Canadian Currency Approaches a Three-Week Low on Economic Slowdown Concern
Canada’s dollar dropped to the lowest level in almost three weeks as commodities and stocks tumbled a day after the Federal Reserve said the recovery in the U.S., the nation’s largest trading partner, will be slower.
The currency weakened against most of its major counterparts as a report showed Canada’s trade deficit unexpectedly widened in June on falling sales of gold, energy and automobiles. The yield on the nation’s 10-year government bond dropped to the lowest level in more than a year.
“The market is still digesting the Fed announcement yesterday,” Blake Jespersen, director of foreign exchange at Bank of Montreal, said by phone from Toronto. “Today things look a little shaky again with commodities lower.”
The Canadian currency, nicknamed the loonie, depreciated 1.4 percent to C$1.0464 per U.S. dollar at 4:40 p.m. in New York, from C$1.0314 yesterday. It touched C$1.0475, the weakest level since July 22. One Canadian dollar buys 95.57 U.S. cents.
Crude oil for September delivery dropped 3.4 percent to $77.55 a barrel on the New York Mercantile Exchange. Crude is Canada’s largest export. The Standard & Poor’s 500 Index tumbled 2.8 percent. The loonie tends to rise and fall with stocks and commodities as a proxy for risk appetite.
The 10-year government bond’s yield fell 8 basis points, or 0.08 percentage point, to 2.97 percent and touched 2.96 percent, the lowest level since April 2009. The price of the 3.5 percent security due in June 2020 rose 70 cents to C$104.54. The current two-year note yield slid 11 basis points to 1.34 percent.
Canada sold C$3 billion ($2.9 billion) of two-year notes, drawing an average yield of 1.524 percent. The government received bids of C$7.6 billion for the 1.5 percent securities maturing in December 2012, according to a statement today on the Bank of Canada’s Web site.
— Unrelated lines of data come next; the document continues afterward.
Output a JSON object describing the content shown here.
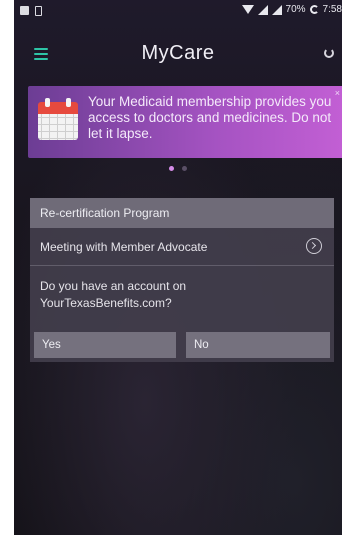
{
  "status_bar": {
    "battery_text": "70%",
    "time": "7:58"
  },
  "header": {
    "logo_text": "MyCare"
  },
  "banner": {
    "message": "Your Medicaid membership provides you access to doctors and medicines. Do not let it lapse.",
    "close_label": "×"
  },
  "carousel": {
    "page_count": 2,
    "active_index": 0
  },
  "card": {
    "title": "Re-certification Program",
    "meeting_label": "Meeting with Member Advocate",
    "question": "Do you have an account on YourTexasBenefits.com?",
    "yes_label": "Yes",
    "no_label": "No"
  },
  "colors": {
    "accent": "#2ec4a6",
    "banner_start": "#6c3d94",
    "banner_end": "#c25fd4",
    "calendar_red": "#e64a3e"
  }
}
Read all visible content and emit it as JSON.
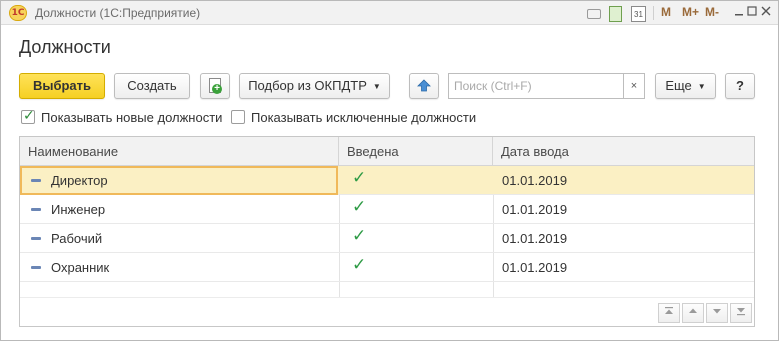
{
  "window": {
    "logo_text": "1С",
    "title": "Должности  (1С:Предприятие)",
    "buttons": {
      "m": "M",
      "m_plus": "M+",
      "m_minus": "M-",
      "minimize": "—",
      "maximize": "☐",
      "close": "✕"
    }
  },
  "page": {
    "title": "Должности"
  },
  "toolbar": {
    "select_label": "Выбрать",
    "create_label": "Создать",
    "okpdtr_label": "Подбор из ОКПДТР",
    "search_placeholder": "Поиск (Ctrl+F)",
    "search_clear": "×",
    "more_label": "Еще",
    "help_label": "?"
  },
  "filters": {
    "show_new": {
      "label": "Показывать новые должности",
      "checked": true
    },
    "show_excluded": {
      "label": "Показывать исключенные должности",
      "checked": false
    }
  },
  "table": {
    "columns": [
      "Наименование",
      "Введена",
      "Дата ввода"
    ],
    "rows": [
      {
        "name": "Директор",
        "introduced": true,
        "date": "01.01.2019",
        "selected": true
      },
      {
        "name": "Инженер",
        "introduced": true,
        "date": "01.01.2019",
        "selected": false
      },
      {
        "name": "Рабочий",
        "introduced": true,
        "date": "01.01.2019",
        "selected": false
      },
      {
        "name": "Охранник",
        "introduced": true,
        "date": "01.01.2019",
        "selected": false
      }
    ],
    "check_glyph": "✓"
  },
  "colors": {
    "accent_yellow": "#f5d023",
    "selected_row": "#fbf0c4",
    "check_green": "#2e9b45"
  },
  "icons": [
    "app-logo-icon",
    "link-icon",
    "calculator-icon",
    "calendar-icon",
    "create-document-icon",
    "up-arrow-icon",
    "clear-icon",
    "row-dash-icon",
    "nav-first-icon",
    "nav-up-icon",
    "nav-down-icon",
    "nav-last-icon"
  ]
}
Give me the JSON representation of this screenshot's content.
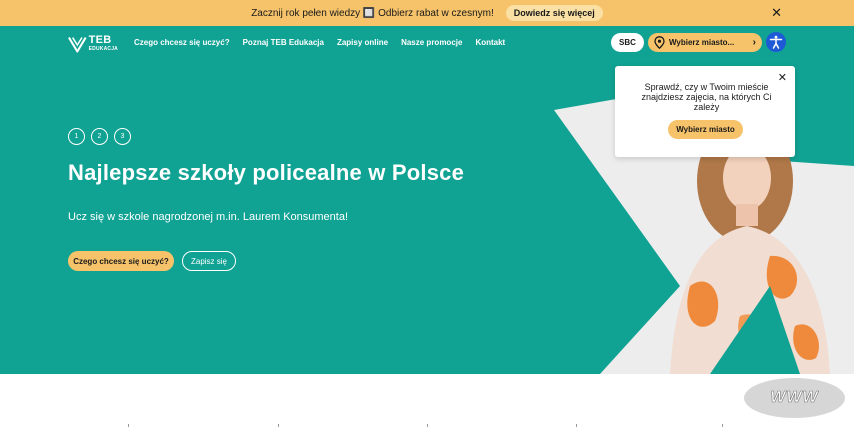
{
  "promo": {
    "text": "Zacznij rok pełen wiedzy 🔲 Odbierz rabat w czesnym!",
    "button": "Dowiedz się więcej",
    "close": "✕"
  },
  "header": {
    "logo_main": "TEB",
    "logo_sub": "EDUKACJA",
    "nav": [
      "Czego chcesz się uczyć?",
      "Poznaj TEB Edukacja",
      "Zapisy online",
      "Nasze promocje",
      "Kontakt"
    ],
    "sbc": "SBC",
    "city_button": "Wybierz miasto...",
    "city_chevron": "›"
  },
  "hero": {
    "slides": [
      "1",
      "2",
      "3"
    ],
    "title": "Najlepsze szkoły policealne w Polsce",
    "subtitle": "Ucz się w szkole nagrodzonej m.in. Laurem Konsumenta!",
    "cta_primary": "Czego chcesz się uczyć?",
    "cta_secondary": "Zapisz się"
  },
  "popup": {
    "text": "Sprawdź, czy w Twoim mieście znajdziesz zajęcia, na których Ci zależy",
    "button": "Wybierz miasto",
    "close": "✕"
  },
  "badge": {
    "text": "WWW"
  },
  "colors": {
    "teal": "#10a293",
    "yellow": "#f6c36a",
    "access_blue": "#1f5ad6"
  }
}
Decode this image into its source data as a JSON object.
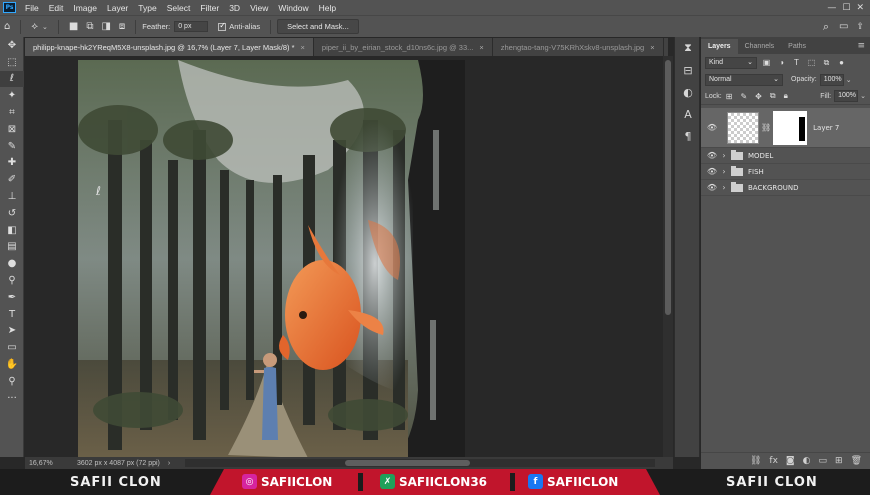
{
  "menu": {
    "items": [
      "File",
      "Edit",
      "Image",
      "Layer",
      "Type",
      "Select",
      "Filter",
      "3D",
      "View",
      "Window",
      "Help"
    ]
  },
  "options": {
    "feather_label": "Feather:",
    "feather_value": "0 px",
    "antialias_label": "Anti-alias",
    "antialias_checked": true,
    "select_mask_label": "Select and Mask..."
  },
  "tabs": [
    {
      "label": "philipp-knape-hk2YReqM5X8-unsplash.jpg @ 16,7% (Layer 7, Layer Mask/8) *",
      "active": true
    },
    {
      "label": "piper_ii_by_eirian_stock_d10ns6c.jpg @ 33...",
      "active": false
    },
    {
      "label": "zhengtao-tang-V75KRhXskv8-unsplash.jpg",
      "active": false
    }
  ],
  "status": {
    "zoom": "16,67%",
    "doc_info": "3602 px x 4087 px (72 ppi)"
  },
  "layers_panel": {
    "tabs": [
      "Layers",
      "Channels",
      "Paths"
    ],
    "filter_label": "Kind",
    "blend_mode": "Normal",
    "opacity_label": "Opacity:",
    "opacity_value": "100%",
    "lock_label": "Lock:",
    "fill_label": "Fill:",
    "fill_value": "100%",
    "layers": [
      {
        "name": "Layer 7",
        "type": "layer",
        "selected": true
      },
      {
        "name": "MODEL",
        "type": "group",
        "selected": false
      },
      {
        "name": "FISH",
        "type": "group",
        "selected": false
      },
      {
        "name": "BACKGROUND",
        "type": "group",
        "selected": false
      }
    ]
  },
  "banner": {
    "left_name": "SAFII CLON",
    "right_name": "SAFII CLON",
    "instagram": "SAFIICLON",
    "deviantart": "SAFIICLON36",
    "facebook": "SAFIICLON"
  },
  "colors": {
    "accent": "#31a8ff",
    "banner_red": "#c1152c",
    "foreground": "#000000",
    "background": "#ffffff"
  }
}
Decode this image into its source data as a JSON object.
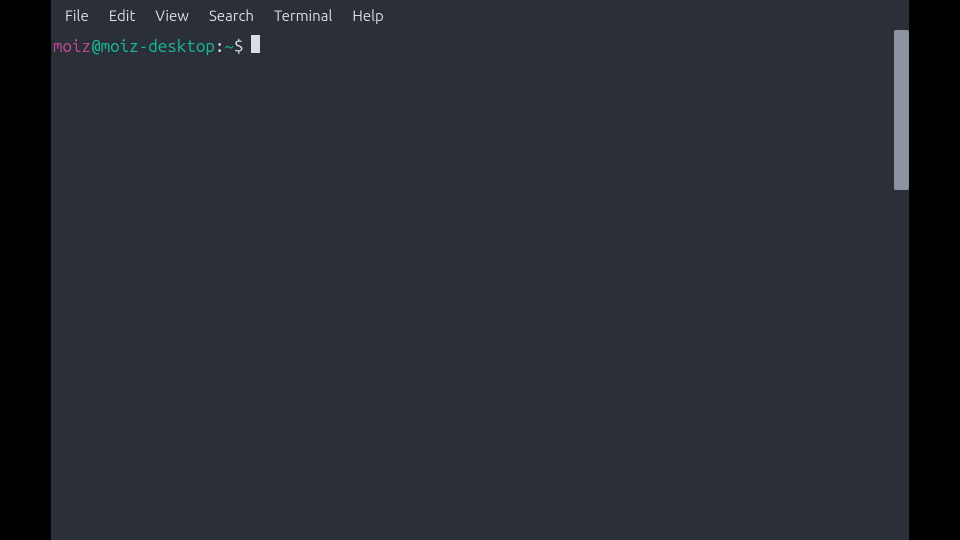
{
  "menubar": {
    "items": [
      "File",
      "Edit",
      "View",
      "Search",
      "Terminal",
      "Help"
    ]
  },
  "prompt": {
    "user": "moiz",
    "at": "@",
    "host": "moiz-desktop",
    "colon": ":",
    "path": "~",
    "dollar": "$"
  }
}
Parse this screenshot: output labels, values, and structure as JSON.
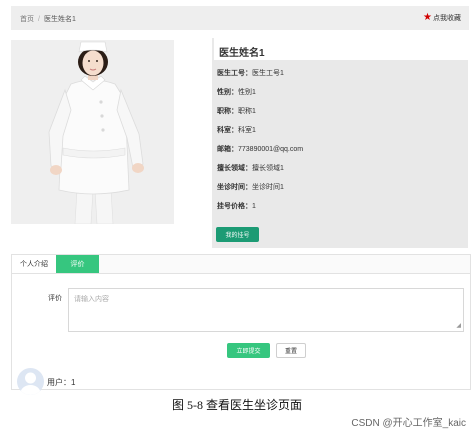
{
  "breadcrumb": {
    "home": "首页",
    "separator": "/",
    "current": "医生姓名1"
  },
  "favorite": {
    "label": "点我收藏",
    "icon": "star-icon",
    "icon_color": "#d10000"
  },
  "doctor": {
    "name": "医生姓名1",
    "fields": [
      {
        "key": "医生工号：",
        "value": "医生工号1"
      },
      {
        "key": "性别：",
        "value": "性别1"
      },
      {
        "key": "职称：",
        "value": "职称1"
      },
      {
        "key": "科室：",
        "value": "科室1"
      },
      {
        "key": "邮箱：",
        "value": "773890001@qq.com"
      },
      {
        "key": "擅长领域：",
        "value": "擅长领域1"
      },
      {
        "key": "坐诊时间：",
        "value": "坐诊时间1"
      },
      {
        "key": "挂号价格：",
        "value": "1"
      }
    ],
    "register_button": "我的挂号"
  },
  "tabs": [
    {
      "label": "个人介绍",
      "active": false
    },
    {
      "label": "评价",
      "active": true
    }
  ],
  "evaluation": {
    "label": "评价",
    "placeholder": "请输入内容",
    "submit_button": "立即提交",
    "reset_button": "重置"
  },
  "comment": {
    "user_label": "用户：1"
  },
  "caption": "图 5-8  查看医生坐诊页面",
  "watermark": "CSDN @开心工作室_kaic",
  "colors": {
    "accent_green": "#36c67f",
    "register_green": "#1c9b74",
    "star_red": "#d10000"
  }
}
The nation’s government bonds have returned investors 5.6 percent this year, according to a Bank of America Merrill Lynch index.
The Fed said in its policy statement yesterday that “the pace of economic recovery is likely to be more modest in the near term than had been anticipated.”
It directed the New York Fed’s trading desk to reinvest what economists estimate will be $15 billion to $20 billion a month in maturing agency and mortgage-backed securities back into Treasuries.
The U.S. central bank left the overnight interbank lending rate target in a range of zero to 0.25 percent, where it has been since December 2008.
“There’s increased uncertainty regarding the economic outlook,” said John Clinkard, chief economist for Canada at Deutsche Bank AG’s Deutsche Bank Securities in Toronto. “We’ve seen numbers coming out of the U.S. and the Fed’s comments, and this has all put a significant cloud on Canada’s second-half performance.”
Canada’s trade deficit unexpectedly widened to C$1.13 billion in June from a revised C$695 million gap in May, Statistics Canada said today in Ottawa. Economists surveyed by Bloomberg predicted the deficit would narrow to C$300 million from an initially reported May trade shortfall of C$503 million, according to the median of 14 estimates.
Trade will shave 1.6 percentage points from Canada’s economic growth rate this year, the Bank of Canada said last month. While Governor Mark Carney has raised interest rates twice since June 1, to 0.75 percent, he has said further action would be “weighed carefully against domestic and global economic developments.”
Lackluster economic data in the U.S. and Canada reduce the likelihood the central bank will increase rates at its next meeting in September, said Clinkard, who forecasts a 60 percent chance Canadian policy makers will raise rates.